Court Opinion

ID: 9483930
Source: CourtListenerOpinion
Date Created: 2023-08-05 09:36:03.485036+00
Date Added: 2024-06-11T17:49:55.703737
License: Public Domain

SHEDD, District Judge,
concurring:
The application of the discretionary function exception to the Federal Tort Claims Act is a very difficult area of the law. This exception is not defined in the statute and courts have struggled with applying the exception to unlimited factual circumstances.
The purpose of the discretionary function exception can be stated easily enough. It was enacted to protect against judicial second-guessing of policy judgments, which are those decisions grounded in social, economic, and political policy.
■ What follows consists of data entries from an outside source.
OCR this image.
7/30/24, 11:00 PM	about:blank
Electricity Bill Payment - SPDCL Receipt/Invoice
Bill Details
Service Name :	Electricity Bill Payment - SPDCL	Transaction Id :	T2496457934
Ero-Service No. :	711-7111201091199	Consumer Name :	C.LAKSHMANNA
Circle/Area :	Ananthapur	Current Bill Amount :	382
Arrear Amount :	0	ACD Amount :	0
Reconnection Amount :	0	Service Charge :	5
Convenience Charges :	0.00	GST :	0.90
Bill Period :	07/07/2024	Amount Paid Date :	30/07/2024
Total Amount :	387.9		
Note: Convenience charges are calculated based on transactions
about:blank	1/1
However, Justice Scalia is undoubtedly correct when he says lower courts have had difficulty in applying the test of whether the choice is an exercise of “policy judgment.” United States v. Gaubert, — U.S.---, 111 S.Ct. 1267, 1280 (1991).
This Court today rules that the judgment involved in choosing the materials for the construction of a bridge guardrail is a policy judgment, exempted from judicial scrutiny by the discretionary function exception. Under this analysis, a person injured as a result of the government’s defective design or construction of any infrastructure will be unable to recover against the government, unless there was a breach of a specific safety standard mandated by a federal statute or regulation. As a result, government agencies may well be discouraged from enacting mandatory regulations governing the design and construction of infrastructure in order to claim immunity under the umbrella of the discretionary function exception.
Although I believe the concurrence by Justice Scalia in Gaubert presents a more appropriate framework for analyzing the discretionary function exception, I agree that this Court has correctly applied the analysis set forth in Gaubert. Therefore, I concur with the results reached in this case.